Last night I was studying for yet another test...well actually my mom called...so, I was supposed to be studying for yet another test, but was happily distracted into gushing about the look on Derick's face when the OB put the Doppler on my belly and heard the rapid thumping of our baby's heart (supreme joy)...But, that is not what this entry is about. Bear with me.
For sometime now as I work in the hospital and definitely through the election, I have pondered over what a huge dilemma the health care crisis is (dilemma is too soft a word, but I haven't got a better one). I always thought that if I could be elected president, I would really have some progressive yet tough answers for the country's ills. However, when it comes to health care, I really see no clear way ahead. I definitely do not think that a more socialized program would work very well for anybody, and the system is certainly broken for many average citizens as it now stands.
Yesterday, we had gotten the first real good snow and the temperature had dropped twenty degrees. So, last night I was busy not studying, when a furious pounding nearly came through the front door. Bailey nearly went through the door himself. Derick was still at school, so you can imagine the fear I must have communicated to my mother at the other end of the phone. Still on the phone, I flipped on the porch light and peeped through the blinds. I was met by the anxious stare of a long-haired, rough-skinned man and a young girl with abrasions and lacerations all over her face. For a split second, I imagined a scene from every terrible thriller movie that I should have never seen. Still, I opened the door.

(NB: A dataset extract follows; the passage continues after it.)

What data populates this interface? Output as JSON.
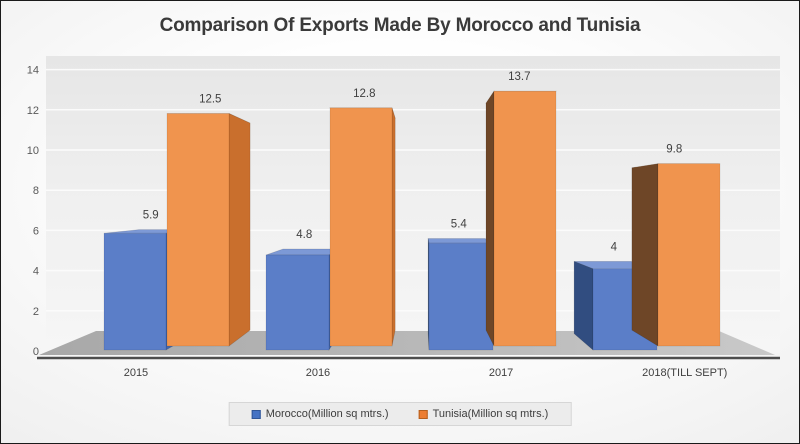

Apparently, this was my neighbor down the road and one of his daughters and they had just rolled their Jeep twenty feet into the cornfield after hitting a patch of black ice. They had climbed out of the wreckage and ours was the second house they had tried. The girl had lost her shoes somewhere. She couldn't have been more than twelve. It is strange how first impressions change in an instant. Whatever I had thought of this man before, I now saw him as a father whose skin was hardened by hard labor in a blue-collar, benefit-scant job that he may have recently been layed-off from. He had just smashed his family's vital mode of transportation. The girl had a nasty gash somewhere on her thigh that was soaking through her jeans. Most of the injuries to her face were superficial, but the deepening bruise across her nose was an ominous sign for me. I asked her father if he would like me to call an ambulance. He quietly said no. I wanted to get to a better look at what was under the bloodstain widening on her jeans. I was about to rip the small hole larger when the girl said she would rather take them off instead. (Was this her only pair of jeans?) Indeed, it was a nasty gash, and though I am no doctor, I have had enough stitches to know that this needed stitches. Still, the father sent the ambulance that arrived anyway away without them so much as looking at the child. In my clinical picture, she definitely needed stitches, possibly an x-ray and a head CT.
I know what this father was thinking though. I am sure he wants the best for his children, but ambulance rides and emergency rooms and diagnostic testing are out of the range of his family budget on a good day--and this was not a good day. How did we arrive at the day when an honest hard-working father has to decide between decent medical care and putting a roof over his children's head and food on the table?
Derick has a good job and good health care coverage. (100% maternity) We have been blessed. But what was I to do for this child? I butterflied the wound and performed a simple neuro check. What more could I do?